This… THIS is why speculative fiction writers should never be trusted with actual technology.
Nancy Fulda fills in for Dan for this week’s episode (he was sick, she was in town, huzzah!) but she’s more than just “filling in.” She’s FEATURED. Nancy is the assistant editor for Jim Baen’s Universe, and as such is probably the one who rejected your story. Nancy is also the editor-in-chief and founder of Anthology Builder, where you can create collections of short stories you want to read, and have them printed and bound for you. She tells us the sorts of things that will get you rejected, maybe after a page, maybe after a paragraph, and perhaps even before the very first line has been read.
This week’s episode is brought to you by Schlock Mercenary: The Scrapyard of Insufferable Arrogance. Pre-orders are open now!
Disclosure: Nancy is, in fact, Howard’s sister-in-law. That might be why her stuff is getting so dang much relevant linkage in this entry.
Writing Prompt: Write about a passionate egg.
Tracy Hickman joins us again at “Life, The Universe, and Everything,” and in this episode we let Brandon ask him random questions while Dan and Howard chime in with comments that hopefully don’t detract from the discussion.

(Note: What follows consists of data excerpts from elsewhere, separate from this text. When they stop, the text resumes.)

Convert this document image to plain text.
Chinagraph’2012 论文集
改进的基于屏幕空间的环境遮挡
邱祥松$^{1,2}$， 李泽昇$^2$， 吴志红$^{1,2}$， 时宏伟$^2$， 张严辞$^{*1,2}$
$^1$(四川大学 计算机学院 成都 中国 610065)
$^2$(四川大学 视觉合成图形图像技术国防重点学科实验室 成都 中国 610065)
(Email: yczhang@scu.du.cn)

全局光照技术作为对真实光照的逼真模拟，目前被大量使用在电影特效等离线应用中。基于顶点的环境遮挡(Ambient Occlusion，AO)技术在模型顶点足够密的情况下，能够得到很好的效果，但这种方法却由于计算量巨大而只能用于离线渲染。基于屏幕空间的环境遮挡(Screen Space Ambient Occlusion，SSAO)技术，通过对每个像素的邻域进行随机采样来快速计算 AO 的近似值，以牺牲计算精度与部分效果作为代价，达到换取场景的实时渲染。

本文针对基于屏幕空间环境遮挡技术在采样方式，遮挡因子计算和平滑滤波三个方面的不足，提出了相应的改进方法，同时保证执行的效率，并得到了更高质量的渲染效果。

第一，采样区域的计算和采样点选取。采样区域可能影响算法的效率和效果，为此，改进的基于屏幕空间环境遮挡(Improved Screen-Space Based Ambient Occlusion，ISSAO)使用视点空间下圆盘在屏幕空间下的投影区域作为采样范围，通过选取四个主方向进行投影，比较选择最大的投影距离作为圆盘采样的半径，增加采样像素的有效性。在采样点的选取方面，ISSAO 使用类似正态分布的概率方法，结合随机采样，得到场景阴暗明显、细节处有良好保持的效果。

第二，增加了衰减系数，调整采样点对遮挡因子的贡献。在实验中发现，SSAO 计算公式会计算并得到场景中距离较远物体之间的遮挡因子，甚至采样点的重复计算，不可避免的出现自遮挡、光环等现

During the interview Tracy mentions his latest project, XDM: Extreme Dungeon Mastery, but he doesn’t mention the very latest news about it. That news is that Tracy and Curtis Hickman (the authors) have contracted with Howard Tayler to illustrate and publish it. So that bit about Tracy doing it in his basement? It’s no longer accurate.
This week’s Writing Excuses is brought to you by I Am Not A Serial Killer by our very own Dan Wells. The book is only available in the UK, but you can get now from http://www.bookdepository.co.uk which has free shipping to anywhere in the world.
Writing Prompt: Give us Winnie the Pooh’s big death scene. On a destroyer in the South Pacific.
We took Writing Excuses on the road last month for “Life, The Universe, and Everything,” the symposium on Science Fiction and Fantasy at Brigham Young University. The Guests of Honor were Tracy and Laura Hickman, and poor Tracy agreed to join us for a podcast or two, recorded in front of a live audience.
After the initial introductions we dig into clichés, starting with characters – specifically, how to avoid these kinds of problems in our characters. What’s the difference between a cliché and an archetype? Tracy saves us time and again with great answers that beg a dozen or more podcasts. It’s a good thing Tracy and Laura have their own podcast.
This episode has “clipping” problems. We need to buy some good audio gear for Jordan so he can fix problems like this. Or maybe some audio gear that will let him prevent problems like this. But don’t discuss that in the comments. Discuss clichés, please.
Writing Prompt: Howard gets attacked by monkeys.
“Branding,” not “Brandon,” just so we’re clear. Brand-ING.
We open with the definition of “branding,” talking about what it is, and (just as importantly) what it is not. With that out of the way we forge ahead and talk about author brands, brand messaging, and why any of this really matters. We throw down a few examples, and use them to help the listener arrive at a decent author-branding strategy.
Writing Prompt: Pick your favorite author and in 50 words or less write down what you think their brand is, then compare it on the forums with what others write.
Rob Wells joins the Writing Excuses crew for a second ‘cast, this time dealing with fight scenes. We talk about good blocking versus a bad blow-by-blow, and cover a few of the factors that may dictate the right style of description for that wicked-cool fight you’ve pictured in your head.
This episode is fast-paced and, well… punchy. No, really, it is. Seriously, that seemed like the right word there, pun notwithstanding.
Writing Prompt: Write a fight between two people who have never been in a fight before.
Howard takes the moderatorial lead on this episode in which he, Brandon, and Dan are joined by Rob Wells for a discussion of marketing.
What is marketing? What’s the difference between marketing and PR? What’s the difference between a marketing manager and a publicist? How can knowing this help a creator position his or her work? We’ll answer these questions and more…
Writing Prompt: Come up with 25 words that distill everything you want to say about your next work.
Brandon and Dan met during a creative writing class at Brigham Young University, and Brandon went on to get a Master’s Degree in the field. Howard has no formal training in the field. This begs the question… do creative writing classes help? Are they worth the time?
Short answer: Yes, but maybe not in the way you were expecting.
We discuss not only the formal education aspects of creative writing, but also the value of informal education — attending conventions and sitting in on panel discussions about the craft. If you are looking to become a professional writer and are pondering your education options, this podcast is a must-hear. A must-listen-carefully, even.
Writing Prompt: Fore! In this case, a golf metaphor. But not a pun. Please.